While Italy had an overall monarch, the role had little import; so much so that for two separate decades, there was no overall king. Naples, Sicily and Sardinia were kingdoms in their own right. The Duke of Milan was, essentially, a head of state.
Preferring study to government, Prospero conferred the running of the state to his brother. However, allying himself with Alonso, the King of Naples, Antonio “did supplant good Prospero” – a move twice described as “foul” in the play – throwing him into exile. Prospero brings the pair to his island precisely to reclaim his Dukedom.
On the island, however, there are two further plots. Believing Alonso’s son and heir, Ferdinand, dead, Antonio encourages his brother Sebastian to kill the king of Naples, directly echoing his own rise: “As thou got Milan,” says Sebastian, “I’ll come by Naples.” Meanwhile, Caliban encourages the drunken Stefano and foolish Trinculo to overthrow Prospero, even dubbing the former “king” before they have done so.
Unsurprisingly, this Italy was a tumultuous political landscape. Major states were constantly tussling for domination, forming temporary allegiances with one another and smaller city states. However, whenever one achieved some advance, the others would ally to halt its progress. Increasingly, they called on foreign powers and, in 1494, encouraged by Milan’s Duke Ludovico Sforza, France invaded, causing 65 years of outright war, constant betrayal and regularly deposed heads of state.

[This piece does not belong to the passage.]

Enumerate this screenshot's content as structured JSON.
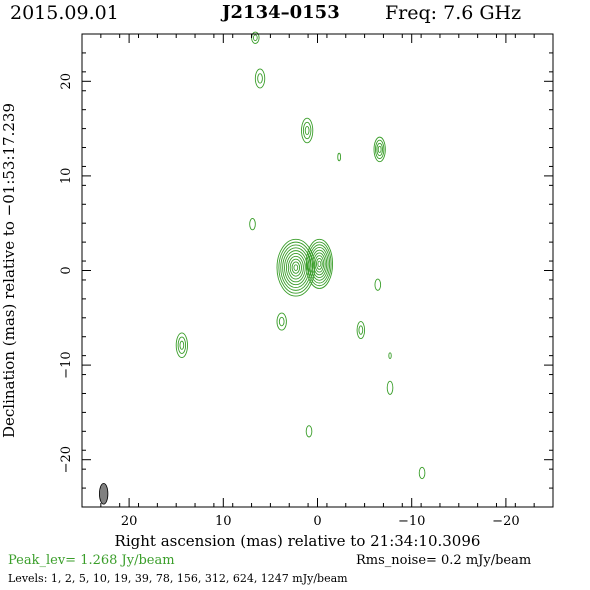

It was against this context that, in 1513, Niccolò Machiavelli wrote his notorious political treatise The Prince, which sets out the scheming necessary to seize and, crucially, to hold onto political power. Published in 1532, it’s likely that Shakespeare would have seen a Latin translation by 1610, when he wrote The Tempest.

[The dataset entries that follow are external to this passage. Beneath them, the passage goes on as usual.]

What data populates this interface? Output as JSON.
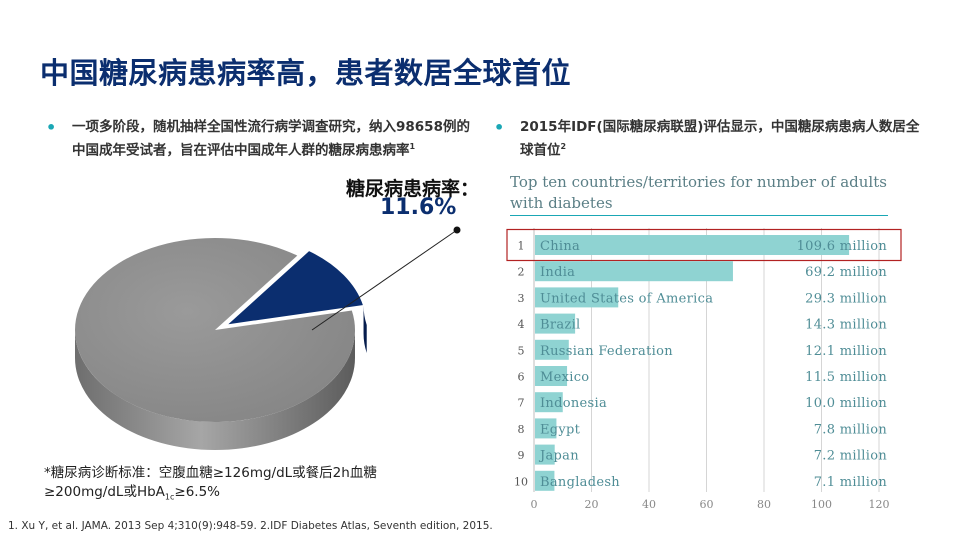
{
  "slide": {
    "title": "中国糖尿病患病率高，患者数居全球首位",
    "bullet1": "一项多阶段，随机抽样全国性流行病学调查研究，纳入98658例的中国成年受试者，旨在评估中国成年人群的糖尿病患病率",
    "bullet1_ref": "1",
    "bullet2": "2015年IDF(国际糖尿病联盟)评估显示，中国糖尿病患病人数居全球首位",
    "bullet2_ref": "2",
    "callout_label": "糖尿病患病率：",
    "callout_value": "11.6%",
    "note_line1": "*糖尿病诊断标准：空腹血糖≥126mg/dL或餐后2h血糖",
    "note_line2_a": "≥200mg/dL或HbA",
    "note_line2_sub": "1c",
    "note_line2_b": "≥6.5%",
    "refs": "1. Xu Y, et al. JAMA. 2013 Sep 4;310(9):948-59.   2.IDF Diabetes Atlas, Seventh edition, 2015."
  },
  "colors": {
    "title": "#0b2e6f",
    "bar": "#8fd3d2",
    "highlight_box": "#b22222",
    "pie_gray": "#8c8c8c",
    "pie_navy": "#0b2e6f",
    "accent": "#1aa7b5"
  },
  "chart_data": [
    {
      "type": "pie",
      "values": [
        11.6,
        88.4
      ],
      "highlight_index": 0
    },
    {
      "type": "bar",
      "orientation": "horizontal",
      "title": "Top ten countries/territories for number of adults with diabetes",
      "ranks": [
        "1",
        "2",
        "3",
        "4",
        "5",
        "6",
        "7",
        "8",
        "9",
        "10"
      ],
      "categories": [
        "China",
        "India",
        "United States of America",
        "Brazil",
        "Russian Federation",
        "Mexico",
        "Indonesia",
        "Egypt",
        "Japan",
        "Bangladesh"
      ],
      "values": [
        109.6,
        69.2,
        29.3,
        14.3,
        12.1,
        11.5,
        10.0,
        7.8,
        7.2,
        7.1
      ],
      "value_labels": [
        "109.6 million",
        "69.2 million",
        "29.3 million",
        "14.3 million",
        "12.1 million",
        "11.5 million",
        "10.0 million",
        "7.8 million",
        "7.2 million",
        "7.1 million"
      ],
      "x_ticks": [
        0,
        20,
        40,
        60,
        80,
        100,
        120
      ],
      "xlim": [
        0,
        120
      ],
      "grid": true,
      "highlight_index": 0
    }
  ]
}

Like Shakespeare, Machiavelli recognised the Grand Mechanism and advocated cutthroat tactics – from which we get the term Machiavellian – to usurp and guard against usurpation oneself. One of Machiavelli’s prime examples is Cesare Borgia (1475 – 1507), part of the infamously ruthless Borgia dynasty, who is believed to have murdered his brother Juan, his brother-in-law and masterminded several political assassinations before amassing a large army to gain himself an independent state. Due to his father’s death, he never managed it.
In The Tempest, Antonio is a typically Machiavellian “great pretender”: doing bad, but seeming good. His usurpation of Prospero is slow and subtle, coming after 12 years of tributes to Alonso, securing his support. As Milan’s governor, he has “set all the hearts i’th’state / To what tune pleased his ear,” before removing Prospero from power, without needing to resort to bloodshed. Asked why he and Miranda weren’t killed, Prospero explains, “Dear they durst not, / So dear the love my people bore me.” Antonio’s exile of Prospero keeps deed clean and the populace onside – a core Machiavellian principle.
Yet, Antonio remains indebted to Alonso, so goads Sebastian into usurpation in order to reverse the relationship: “And I the king shall love thee,” says Sebastian. Again, Antonio needn’t dirty his hands.
In light of this, it’s possible to see Prospero’s “project” as a rebuttal of Machiavelli’s principles. Though he outsmarts his would be usurpers, proving himself the supreme Machiavellian, he ultimately advocates the earning and giving, rather than the taking of power. First, he grants loyal Ariel power over “the rabble” of Caliban, Trinculo and Stefano, who would “make” the island their own. Then, he passes his mantle to the next generation, ceding Miranda to Ferdiand that they might “inherit” power, rather than “steal [it] by line and level.”
Perhaps all this relates to Shakespeare himself, about to put down his quill and hoping to anoint a successor. Perhaps, it was merely fawning on the English monarchy, since the first recorded performance of The Tempest was in Court (1611), and revived for the marriage of King James 1’s eldest daughter, Elizabeth (1613). Whatever the precise motivation, Shakespeare used his final for a moral summation of the Grand Mechanism.